No Andrew, you merely ASSERTED this ludicrous interpretation. You have presented NO ARGUMENTS WHATSOEVER to substantiate it.

Moreover, Behe's questions have been throughly debunked by Ian Musgrave back in this thread. Yet you keep repeating them over and over again.

Finally Andrew, you have COMPLETELY FAILED TO SHOW THAT BEHE'S QUESTIONS ARE WORTH ANSWERING AT ALL!

Behe has no qualifications in immunology, nor have you established any value for these questions, independent of an implied argument from (Behe's) false authority.

To put it bluntly, why should we care if Behe has questions about the evolution of the immune system, when he has little knowledge of either Immunology or Evolutionary Biology?

Anonymous said...

To put it another way Andrew, for Behe's claims not to be a bluff, you have to prove (not merely assert) that Behe is sufficiently knowledgable about scientific advances in the evolution of the immune system, for his questions to be well-informed and his conclusion to be substantiated.

The evidence to date would appear to indicate that his knowledge of this area is, at best, superficial and cursory. This means thst he is asking questions, and drawing conclusions, from a position of relative ignorance, which in turn completely supports the assertion that Behe is bluffing.

Anonymous said...

"With regard to Matt Inlays essay we must conclude that there is no attempt to address question 1. (Anti-IDers I think respond by stating that this is asking for unreasonable detail…or even impossible detail.)"

No Andrew, we must conclude that this question has been "addressed" by being exposed as having no rational scientific basis.

But while we're on the question of details, perhaps you would like to give some details of the design hypothesis?

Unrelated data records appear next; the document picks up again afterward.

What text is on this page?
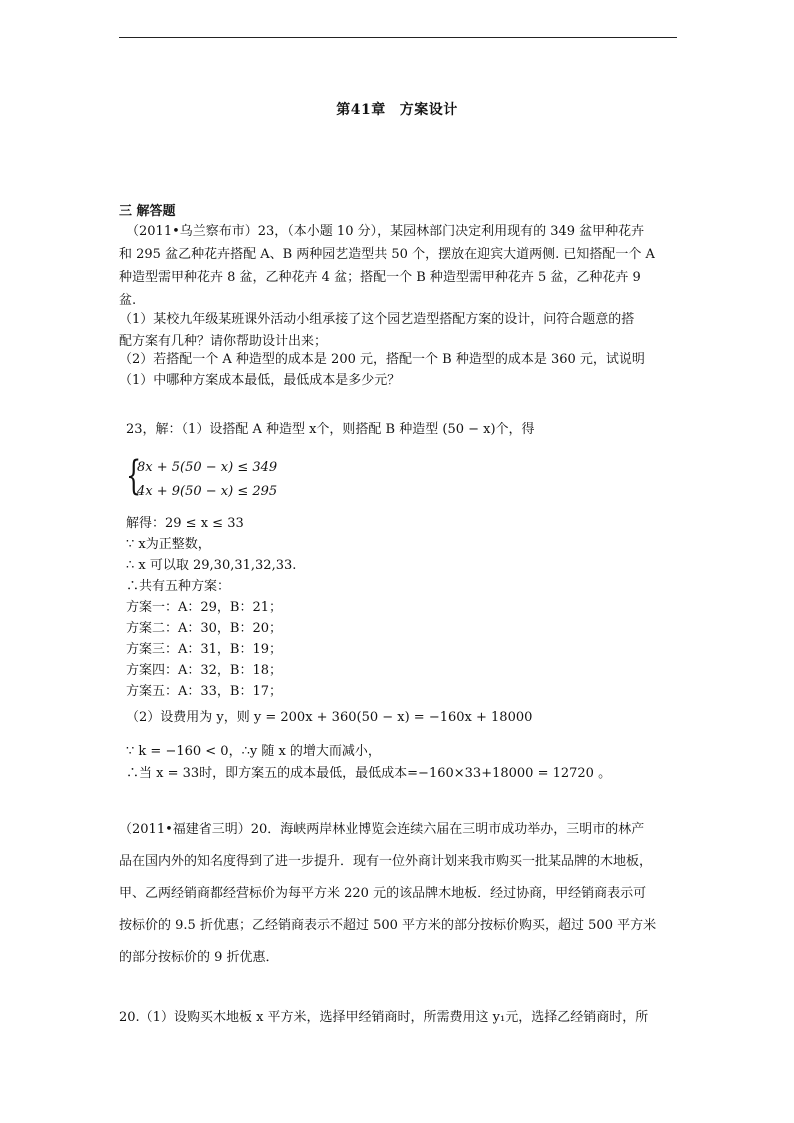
第41章 方案设计
三 解答题
（2011•乌兰察布市）23，（本小题 10 分），某园林部门决定利用现有的 349 盆甲种花卉
和 295 盆乙种花卉搭配 A、B 两种园艺造型共 50 个，摆放在迎宾大道两侧. 已知搭配一个 A
种造型需甲种花卉 8 盆，乙种花卉 4 盆；搭配一个 B 种造型需甲种花卉 5 盆，乙种花卉 9
盆.
（1）某校九年级某班课外活动小组承接了这个园艺造型搭配方案的设计，问符合题意的搭
配方案有几种？请你帮助设计出来；
（2）若搭配一个 A 种造型的成本是 200 元，搭配一个 B 种造型的成本是 360 元，试说明
（1）中哪种方案成本最低，最低成本是多少元？
23，解：（1）设搭配 A 种造型 x个，则搭配 B 种造型 (50 − x)个，得
{
8x + 5(50 − x) ≤ 349
4x + 9(50 − x) ≤ 295
解得：29 ≤ x ≤ 33
∵ x为正整数，
∴ x 可以取 29,30,31,32,33.
∴共有五种方案：
方案一：A：29，B：21；
方案二：A：30，B：20；
方案三：A：31，B：19；
方案四：A：32，B：18；
方案五：A：33，B：17；
（2）设费用为 y，则 y = 200x + 360(50 − x) = −160x + 18000
∵ k = −160 < 0，∴y 随 x 的增大而减小，
∴当 x = 33时，即方案五的成本最低，最低成本=−160×33+18000 = 12720 。
（2011•福建省三明）20．海峡两岸林业博览会连续六届在三明市成功举办，三明市的林产
品在国内外的知名度得到了进一步提升．现有一位外商计划来我市购买一批某品牌的木地板，
甲、乙两经销商都经营标价为每平方米 220 元的该品牌木地板．经过协商，甲经销商表示可
按标价的 9.5 折优惠；乙经销商表示不超过 500 平方米的部分按标价购买，超过 500 平方米
的部分按标价的 9 折优惠．
20.（1）设购买木地板 x 平方米，选择甲经销商时，所需费用这 y₁元，选择乙经销商时，所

What are the limits of the capabilities of the hypothesised designer?

What features of what life forms were designed?

When did these designs take place?

How were these designs introduced into the target life forms?

What was the purpose of these modifications?

Intelligent Design advocates like Behe demand INFINITE detail of evolution, but provide NOT A SINGLE SHRED OF DETAIL THEMSELVES!

This is just simply blatant dishonesty! This is not simply a case of not "expecting one level of evidence accross all areas" - it is a case of demanding INFINITY from the opposition while claiming that it is acceptable to provide ZERO yourselves!

Anonymous said...

"1. Do any of these papers present quantitative calculations showing a reasonable pathway for the origin of the immune system by non-intelligent means?"

No, I seriously doubt any of the 58 articles presented at the Dover trial, or any of the references I cited in my article on TalkDesign.org presented quantitative calculations. However, they collectively present a plausible pathway for the origin of the immune system by evolution, which is both "detailed" and "testable" by the common definitions of those words.

"2. Do they acknowledge that gene duplication is different from new protein production?"

Yes. No one misunderstands this point. However, gene duplication is a phenomenon that happens all the time, and provides the raw material for the generation of new genes/proteins by random mutation/natural selection.

"3. Do they provide mechanisms for the origin of necessary control mechanisms to regulate the immune system pathways?"

Many of them do, but not all of them. The model that has developed over the last few decades does take this into account. However, it's important to note that any method that diversifies the immune response will undoubtedly provide a huge selective advantage. Even if there are inefficiencies in the process (e.g. 1 in 3 rearrangements is out of frame), the benefit of an enhanced immune system may compensate for this.